Originally Posted by
dadev
I think there's a sizable gap between the expectation and what is achievable right now.
First, to get this out of the way, currently there's no mGPU support in Vulkan. Now this is a broad statement, and what it actually means is that there's no mechanism that allows direct communication between gpus.
It doesn't mean that you can't create work on 2 gpus in parallel, because you can. You can also transfer data through cpu memory, it's reasonable or crap depending on hardware and implementation. You still can't have shared semaphores, and this really sucks. Synchronizing through cpu introduces nontrivial latency, so unless one gpu does completely unrelated work (like one does normal graphics, the other does global illumination or physics) you can't really make it work well enough. In short, it'll hardly double your frame rate.
It is planned for the future though. As far as I know, Vulkan was basically rushed without mGPU support in order to not be too late to the market (like OpenGL usually was), this might turn out as a good decision.
In DX12 the situation is completely different. There're are not one, but two mGPU modes.
One is SLI/CF, but without the middle man. And in fact you need to have SLI/CF enabled in the respective control panel for this to work. Control panel alone is not enough of course, and you need a full mGPU support in the engine for it. You create a single interface and address gpus with masks. This is the performant mGPU mode, as you get to fully control all linked nodes and decide upon synchronizations between them. Getting x2 frame rate (or close to it) from this mode, with traditional AFR, is not difficult as long as you can keep the frame time on cpu low enough.

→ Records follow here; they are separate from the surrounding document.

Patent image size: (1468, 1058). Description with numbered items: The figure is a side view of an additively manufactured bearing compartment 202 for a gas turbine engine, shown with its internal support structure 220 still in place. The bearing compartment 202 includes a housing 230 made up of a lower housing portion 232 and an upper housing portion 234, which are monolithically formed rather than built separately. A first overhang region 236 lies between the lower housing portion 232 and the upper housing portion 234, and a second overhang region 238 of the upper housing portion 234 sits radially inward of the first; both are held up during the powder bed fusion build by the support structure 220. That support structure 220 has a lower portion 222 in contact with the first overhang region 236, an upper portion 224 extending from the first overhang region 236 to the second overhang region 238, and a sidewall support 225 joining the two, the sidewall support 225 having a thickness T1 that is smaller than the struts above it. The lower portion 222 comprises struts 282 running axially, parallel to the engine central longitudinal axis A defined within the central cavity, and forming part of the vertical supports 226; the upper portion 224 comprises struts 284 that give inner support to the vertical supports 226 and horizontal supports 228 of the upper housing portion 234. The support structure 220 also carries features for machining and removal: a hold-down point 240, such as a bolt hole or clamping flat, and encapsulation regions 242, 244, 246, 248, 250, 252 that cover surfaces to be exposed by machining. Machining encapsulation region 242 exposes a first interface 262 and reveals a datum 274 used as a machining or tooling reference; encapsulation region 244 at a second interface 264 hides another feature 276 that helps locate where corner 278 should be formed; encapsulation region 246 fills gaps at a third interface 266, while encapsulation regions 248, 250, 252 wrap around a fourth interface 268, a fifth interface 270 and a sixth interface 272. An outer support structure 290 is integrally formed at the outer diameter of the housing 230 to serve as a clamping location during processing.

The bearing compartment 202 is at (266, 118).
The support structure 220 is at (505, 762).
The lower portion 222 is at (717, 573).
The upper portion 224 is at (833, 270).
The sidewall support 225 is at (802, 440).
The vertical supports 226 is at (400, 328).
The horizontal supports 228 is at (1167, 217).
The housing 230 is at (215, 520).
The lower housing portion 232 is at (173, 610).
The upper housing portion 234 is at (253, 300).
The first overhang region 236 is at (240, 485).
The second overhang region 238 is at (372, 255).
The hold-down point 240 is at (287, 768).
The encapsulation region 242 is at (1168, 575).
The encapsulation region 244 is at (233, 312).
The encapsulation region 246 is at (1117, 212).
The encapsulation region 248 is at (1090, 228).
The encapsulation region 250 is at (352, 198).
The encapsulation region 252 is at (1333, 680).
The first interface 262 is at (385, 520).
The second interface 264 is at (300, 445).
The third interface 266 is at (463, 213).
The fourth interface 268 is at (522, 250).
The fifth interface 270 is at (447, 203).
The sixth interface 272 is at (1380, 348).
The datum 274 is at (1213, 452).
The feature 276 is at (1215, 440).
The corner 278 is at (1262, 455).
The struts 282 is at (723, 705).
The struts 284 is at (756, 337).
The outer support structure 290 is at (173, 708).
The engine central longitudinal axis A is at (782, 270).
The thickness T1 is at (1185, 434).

However, this mode is also subject to exactly the same limitations as SLI/CF simply because it requires it enabled. Just to note, this is almost nothing like SLI/CF in DX11 for which the driver had to do the actual implementation. In this case implementation is by the engine.
The other DX12 mGPU mode is the so called multi adapter. In this case, it's like Vulkan (you create multiple adapters and work with each gpu independently), however DX12 also allows sharing resources and fences (this is for synchronization, in case you don't know the terminology, like Vulkan's semaphore) between gpus. In essence this allows to transfer data and events between gpus without full intervention of Windows. Partial intervention is still there though, and this is what sets apart the "linked node" mode and the "multi adapter" mode on the performance side. Implementation by the engine is radically different, because in multi adapter you don't use masks, but each adapter gets a dedicated interface.
tldr. this is not 100% up to game engines. vulkan is not there yet. dx12 is, but there are "buts" if you deviate from the SLI/CF model.